Typically, students increase their quarterly number of Phys 600 credits steadily during their second and third year. Students holding full or partial research assistantships must register for at least 2 credits of Phys 600 with the faculty member supervising their research.

Do not register for more than 2 Phys 600 credits while you hold a full RA during the Summer because that increases the tuition bill charged to the research grant.

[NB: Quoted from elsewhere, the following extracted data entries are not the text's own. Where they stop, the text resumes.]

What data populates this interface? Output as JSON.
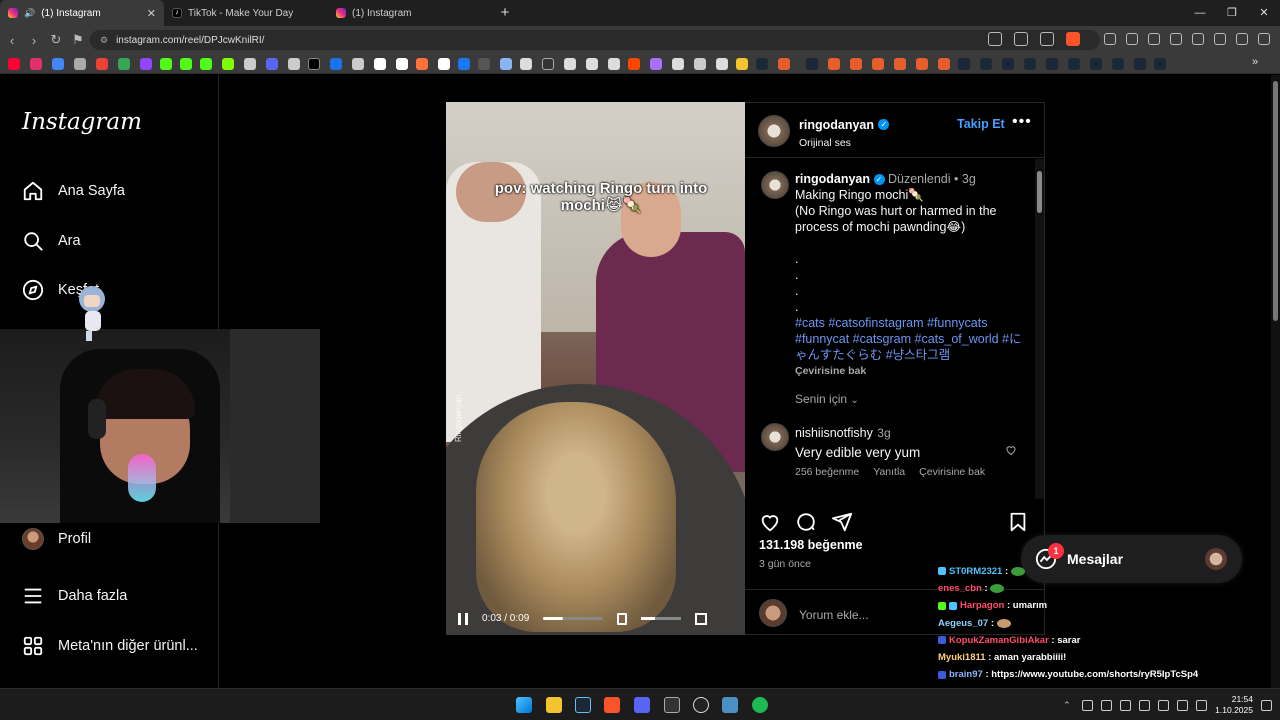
{
  "browser": {
    "tabs": [
      {
        "label": "(1) Instagram",
        "active": true
      },
      {
        "label": "TikTok - Make Your Day",
        "active": false
      },
      {
        "label": "(1) Instagram",
        "active": false
      }
    ],
    "url": "instagram.com/reel/DPJcwKnilRI/",
    "accent": "#fb542b"
  },
  "sidebar": {
    "logo": "Instagram",
    "items": [
      {
        "label": "Ana Sayfa",
        "icon": "home-icon"
      },
      {
        "label": "Ara",
        "icon": "search-icon"
      },
      {
        "label": "Keşfet",
        "icon": "compass-icon"
      },
      {
        "label": "Profil",
        "icon": "avatar"
      },
      {
        "label": "Daha fazla",
        "icon": "menu-icon"
      },
      {
        "label": "Meta'nın diğer ürünl...",
        "icon": "grid-icon"
      }
    ]
  },
  "reel": {
    "caption": "pov: watching Ringo turn into mochi😹🍡",
    "watermark": "Ringodanyan",
    "time": "0:03 / 0:09",
    "progress": 0.33,
    "volume": 0.35
  },
  "post": {
    "author": "ringodanyan",
    "audio": "Orijinal ses",
    "follow_label": "Takip Et",
    "more_label": "•••",
    "edited": "Düzenlendi",
    "age": "3g",
    "caption_lines": [
      "Making Ringo mochi🍡",
      "(No Ringo was hurt or harmed in the process of mochi pawnding😂)"
    ],
    "dots": [
      ".",
      ".",
      ".",
      "."
    ],
    "hashtags": "#cats #catsofinstagram #funnycats #funnycat #catsgram #cats_of_world #にゃんすたぐらむ #냥스타그램",
    "see_translation": "Çevirisine bak",
    "for_you": "Senin için",
    "likes": "131.198 beğenme",
    "posted_ago": "3 gün önce",
    "add_comment_placeholder": "Yorum ekle..."
  },
  "comment": {
    "user": "nishiisnotfishy",
    "age": "3g",
    "text": "Very edible very yum",
    "likes": "256 beğenme",
    "reply": "Yanıtla",
    "translate": "Çevirisine bak"
  },
  "messages": {
    "label": "Mesajlar",
    "badge": "1"
  },
  "chat": [
    {
      "user": "ST0RM2321",
      "color": "#4fc3ff",
      "text": ":"
    },
    {
      "user": "enes_cbn",
      "color": "#ff4d6d",
      "text": ":"
    },
    {
      "user": "Harpagon",
      "color": "#ff4d6d",
      "text": ": umarım"
    },
    {
      "user": "Aegeus_07",
      "color": "#8fd3ff",
      "text": ":"
    },
    {
      "user": "KopukZamanGibiAkar",
      "color": "#ff4d6d",
      "text": ": sarar"
    },
    {
      "user": "Myuki1811",
      "color": "#ffd27a",
      "text": ": aman yarabbiiii!"
    },
    {
      "user": "brain97",
      "color": "#8fb3ff",
      "text": ": https://www.youtube.com/shorts/ryR5IpTcSp4"
    }
  ],
  "taskbar": {
    "time": "21:54",
    "date": "1.10.2025"
  }
}
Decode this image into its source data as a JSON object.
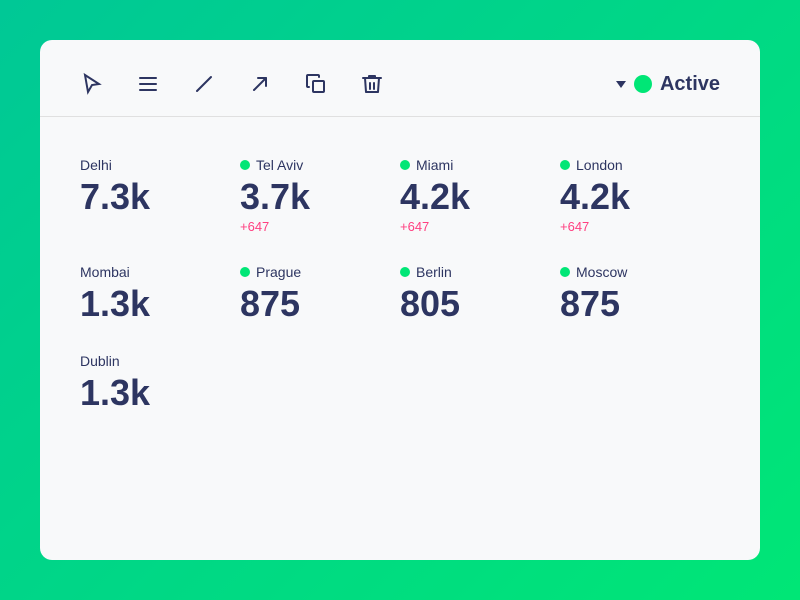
{
  "toolbar": {
    "cursor_icon": "▸",
    "list_icon": "list",
    "pen_icon": "pen",
    "arrow_icon": "arrow",
    "copy_icon": "copy",
    "trash_icon": "trash",
    "status": {
      "label": "Active"
    }
  },
  "cities": [
    {
      "name": "Delhi",
      "value": "7.3k",
      "delta": "",
      "partial": true
    },
    {
      "name": "Tel Aviv",
      "value": "3.7k",
      "delta": "+647",
      "partial": false
    },
    {
      "name": "Miami",
      "value": "4.2k",
      "delta": "+647",
      "partial": false
    },
    {
      "name": "London",
      "value": "4.2k",
      "delta": "+647",
      "partial": false
    },
    {
      "name": "Mombai",
      "value": "1.3k",
      "delta": "",
      "partial": true
    },
    {
      "name": "Prague",
      "value": "875",
      "delta": "",
      "partial": false
    },
    {
      "name": "Berlin",
      "value": "805",
      "delta": "",
      "partial": false
    },
    {
      "name": "Moscow",
      "value": "875",
      "delta": "",
      "partial": false
    },
    {
      "name": "Dublin",
      "value": "1.3k",
      "delta": "",
      "partial": true
    }
  ]
}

Research Area Specific Breadth Courses

Course Title
Phys 506
Phys 507
Phys 511
Phys 550
Phys 554
Phys 555
Phys 557
Phys 560
Phys 564
Phys 567
Phys 570
Numerical Methods
Group Theory
Topics in Current Physics
Atomic Physics
Nuclear Astrophysics
Cosmology, Particle Astrophysics
High Energy Physics
Nuclear Theory
General Relativity
Condensed Matter Physics
Quantum Field Theory

Breadth Course Requirement

All students are required to pass at least two courses in Physics areas different from their own Ph.D. research to satisfy the Departmental so-called Breadth Course Requirement. Those courses are typically taken during the second or third year. These can be any advanced Physics Graduate course outside your own research area.

They need to be Physics courses. The Breadth course requirement represents “breadth within Physics”. You are encouraged to take courses offered in other Departments on campus, but those do not count towards this requirement. Consult with the graduate program coordinator on which courses you propose to take towards the breadth requirement. Your choice needs formal approval by the graduate program coordinator at the time you set-up your Supervisory Committee.

The advanced courses listed above are taught in a non-specialized manner ensuring accessibility to all graduate students. Some of them are offered every other year.

Advanced Ph.D. research specific courses

In addition to satisfying the core and breadth course requirement, all students are expected to take all appropriate advanced courses and seminars related to their own research area. This is done in consultation with your research adviser.

These courses include seminars and journal clubs dedicated to special topics organized by the specific research group, and also special topics courses that are offered regularly. Students are invited to request and suggest specific special course topics.

All graduate students are expected to attend the weekly departmental colloquium and also the seminars in their fields of specialization. They are also expected to seek broad knowledge in areas of physics outside their direct research. Students are encouraged to explore related fields such as mathematics, engineering, biological sciences, or other natural sciences.